On Missing Out on WMOF

It’s happening. All around me, The buzz is about the family. First, there will be the World Meeting of Families. Quickly following, there will be the Extraordinary Synod on the Family.

 

The world of Catholic media (and even Catholic Facebook, which isn’t really Catholic media, is it?) is nearly frenetic in its activity. People are moving to and fro, jockeying for position and trying to make sense of news as every picture and quote becomes available.

 

I can’t even. I just can’t.

 

I’m taking a different approach to the whole thing. I have a family. It’s rather large. Right now, it’s rather needy. I’m the mom in that family and it’s my vocation to meet their needs.

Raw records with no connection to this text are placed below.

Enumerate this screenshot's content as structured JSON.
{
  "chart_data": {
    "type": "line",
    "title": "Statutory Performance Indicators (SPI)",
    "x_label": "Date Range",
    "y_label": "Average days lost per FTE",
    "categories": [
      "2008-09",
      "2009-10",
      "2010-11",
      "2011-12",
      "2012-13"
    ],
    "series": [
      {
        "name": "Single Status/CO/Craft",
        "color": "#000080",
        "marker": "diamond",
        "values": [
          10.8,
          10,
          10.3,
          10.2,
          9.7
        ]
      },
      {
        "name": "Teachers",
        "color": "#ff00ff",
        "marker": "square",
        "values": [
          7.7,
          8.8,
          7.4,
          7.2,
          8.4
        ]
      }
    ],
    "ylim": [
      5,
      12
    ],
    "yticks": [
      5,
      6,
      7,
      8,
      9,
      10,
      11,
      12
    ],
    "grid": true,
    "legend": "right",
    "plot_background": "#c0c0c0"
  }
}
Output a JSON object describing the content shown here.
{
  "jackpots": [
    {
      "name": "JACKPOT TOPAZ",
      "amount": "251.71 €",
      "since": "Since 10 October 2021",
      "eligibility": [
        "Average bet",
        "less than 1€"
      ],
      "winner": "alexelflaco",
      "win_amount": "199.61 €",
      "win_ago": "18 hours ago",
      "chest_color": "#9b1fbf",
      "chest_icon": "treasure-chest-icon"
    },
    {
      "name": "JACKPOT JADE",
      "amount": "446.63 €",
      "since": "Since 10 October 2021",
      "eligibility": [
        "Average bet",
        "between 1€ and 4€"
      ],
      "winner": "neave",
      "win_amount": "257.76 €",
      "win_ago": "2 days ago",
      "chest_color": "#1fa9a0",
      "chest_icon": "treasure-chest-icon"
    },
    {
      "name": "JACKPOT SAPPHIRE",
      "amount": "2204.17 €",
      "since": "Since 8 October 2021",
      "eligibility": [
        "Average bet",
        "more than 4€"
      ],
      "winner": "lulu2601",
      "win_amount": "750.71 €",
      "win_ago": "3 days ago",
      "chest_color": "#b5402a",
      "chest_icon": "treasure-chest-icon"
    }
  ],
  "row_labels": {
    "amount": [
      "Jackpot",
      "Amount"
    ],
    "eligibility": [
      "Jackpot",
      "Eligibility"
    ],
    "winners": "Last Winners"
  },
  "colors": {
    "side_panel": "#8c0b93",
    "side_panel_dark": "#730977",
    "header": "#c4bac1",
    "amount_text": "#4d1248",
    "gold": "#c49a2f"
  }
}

I can’t keep up with the swirl around every new “story.”  Indeed, I find they distract me from the task at hand: raising a family.

 

So, in honor of the World Meeting of Families, I’m stepping away from Facebook and Twitter. Instead, I’m curling up with some well-worn little books in my home. I’m going to hold in my hands some wisdom of the ages. Honestly, I’m going to look to St. John Paul for some reassurance and some gentle encouragement in this daunting task of raising a family in 2015.

 

Maybe you’re home, too. Maybe the grand expanse of a world meeting of families seems overwhelming and –honestly—a little ridiculous from where you stand there in your pjs throwing in your first load of laundry.

 

Let’s read together. Here’s some gentle, but powerful, encouragement for your ordinary day, doing ordinary things for the glory of God.  There’s so much glory in this life at home. Here are  thoughts to get you praying as you sweep and rock and scrub and nurse. I’ll be back tomorrow with another hug.

 

By means of the sacrament of marriage, in which it is rooted and from which it draws its nourishment, the Christian family is continuously vivified by the Lord Jesus and called and engaged by Him in a dialogue with God through the sacraments, through the offering of one’s life and through prayer. In this priestly role, the Christian family is called to be sanctified and to sanctify the ecclesial community and the world (FC 55).

 

In affirming that the spouses, as parents, cooperate with God the Creator in conceiving and giving birth to a new human being, we are not speaking merely with reference to the laws of biology. Instead, we wish to emphasize that God himself is present in human fatherhood and motherhood quite differently than he is present in all other instances of begetting ‘on earth.’ Indeed, God alone is the source of that ‘image and likeness’ which is proper to the human being, as it was received at Creation. Begetting is the continuation of Creation. (Evangelium Vitae 43; citing Letter to Families, 9).

 

"By virtue of their ministry of educating, parents are through the witness of their lives the first heralds of the gospel for their children. Furthermore, by praying with their children, by reading the word of God with them and by introducing them...into the Body of Christ—both the Eucharistic and the ecclesial body—they become fully parents, in that they are begetters not only of bodily life, but also of the life that through the Spirit's renewal flows from the cross and resurrection of Christ" (Familiaris Consortio, #39).

 

“Family prayer has its own characteristic qualities. It is prayer offered in common, husband and wife together, parents and children together…by reason of their dignity and mission, Christian parents have the specific responsibility of educating their children in prayer, introducing them to gradual discovery of the mystery of God and to personal dialogue with Him…”(Familiaris Consortio #59-60).

 

“The Christian family is called upon like the large-scale Church, to be a sign of unity for the world and in this way exercise its prophetic role by bearing witness to the Kingdom and peace of Christ, towards which the whole world is journeying” (FC 48).

 

Human beings are not the same thing as the images proposed in advertising and shown by the modern mass media. They are much more, in their physical and psychic unity, as composites of soul and body, as persons. They are much more because of their vocation to love, which introduces them as male and female into the realm of the “great mystery” (LF 20).

 

“Christ entrusted man to the Church; he entrusted man to her as the way of her mission and ministry. Of all the many paths that man walks, the family is the first and most important. It is a common path to all, yet one which is particular, unique and unrepeatable just like every individual is unrepeatable” (cf. LF 2).